Alternative B: Backend reads flag from env var instead of flags table

Set FTL_COMING_SOON=true as a Container Apps env var; backend middleware checks the env.

Rejected. The operator wants to flip the gate from the admin panel without redeploy — a env-var-driven flag requires a revision update on Container Apps, which means an extra 60-90s of cold-start churn. The flags table is already the source of truth and is read with sub-millisecond latency via the in-memory cache.

Alternative C: Apply the gate to ALL routes (including public)

Drop the gate at the top of the Fiber app, before route registration.

Rejected. Would block /api/flags, login, and /coming-soon itself — the very routes the gated experience depends on. The protected group is the correct scope.

Alternative D: Frontend-only enforcement, accept the gap

Keep today's behavior. Document that /coming-soon is "marketing only" and any sensitive data goes through a separate auth boundary.

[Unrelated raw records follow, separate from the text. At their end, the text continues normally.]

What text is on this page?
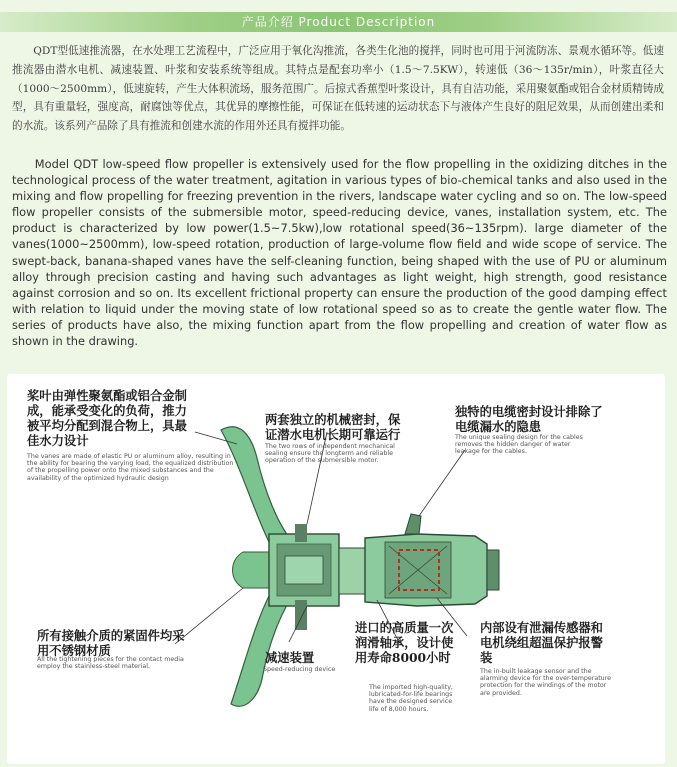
产品介绍 Product Description
QDT型低速推流器，在水处理工艺流程中，广泛应用于氧化沟推流，各类生化池的搅拌，同时也可用于河流防冻、景观水循环等。低速推流器由潜水电机、减速装置、叶浆和安装系统等组成。其特点是配套功率小（1.5～7.5KW），转速低（36～135r/min），叶浆直径大（1000～2500mm），低速旋转，产生大体积流场，服务范围广。后掠式香蕉型叶浆设计，具有自洁功能，采用聚氨酯或铝合金材质精铸成型，具有重量轻，强度高，耐腐蚀等优点，其优异的摩擦性能，可保证在低转速的运动状态下与液体产生良好的阻尼效果，从而创建出柔和的水流。该系列产品除了具有推流和创建水流的作用外还具有搅拌功能。
Model QDT low-speed flow propeller is extensively used for the flow propelling in the oxidizing ditches in the technological process of the water treatment, agitation in various types of bio-chemical tanks and also used in the mixing and flow propelling for freezing prevention in the rivers, landscape water cycling and so on. The low-speed flow propeller consists of the submersible motor, speed-reducing device, vanes, installation system, etc. The product is characterized by low power(1.5~7.5kw),low rotational speed(36~135rpm). large diameter of the vanes(1000~2500mm), low-speed rotation, production of large-volume flow field and wide scope of service. The swept-back, banana-shaped vanes have the self-cleaning function, being shaped with the use of PU or aluminum alloy through precision casting and having such advantages as light weight, high strength, good resistance against corrosion and so on. Its excellent frictional property can ensure the production of the good damping effect with relation to liquid under the moving state of low rotational speed so as to create the gentle water flow. The series of products have also, the mixing function apart from the flow propelling and creation of water flow as shown in the drawing.
桨叶由弹性聚氨酯或铝合金制成，能承受变化的负荷，推力被平均分配到混合物上，具最佳水力设计
The vanes are made of elastic PU or aluminum alloy, resulting in the ability for bearing the varying load, the equalized distribution of the propelling power onto the mixed substances and the availability of the optimized hydraulic design
两套独立的机械密封，保证潜水电机长期可靠运行
The two rows of independent mechanical sealing ensure the longterm and reliable operation of the submersible motor.
独特的电缆密封设计排除了电缆漏水的隐患
The unique sealing design for the cables removes the hidden danger of water leakage for the cables.
所有接触介质的紧固件均采用不锈钢材质
All the tightening pieces for the contact media employ the stainless-steel material.
减速装置
Speed-reducing device
进口的高质量一次润滑轴承，设计使用寿命8000小时
The imported high-quality, lubricated-for-life bearings have the designed service life of 8,000 hours.
内部设有泄漏传感器和电机绕组超温保护报警装
The in-built leakage sensor and the alarming device for the over-temperature protection for the windings of the motor are provided.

Rejected. This would force a second auth boundary for any pre-launch data protection, duplicating work. Backend hard gate is one middleware that solves it once.

Note on the tutorial loop

Bug #2 in the pre-registration review (redirect loop between /coming-soon and /stadium on first registration during coming-soon mode) is solved as a consequence of this ADR's "don't auto-navigate on coming_soon=true" rule, not as a separate decision. Calling that out here so a future reader doesn't go looking for a separate ADR-for-the-tutorial-loop.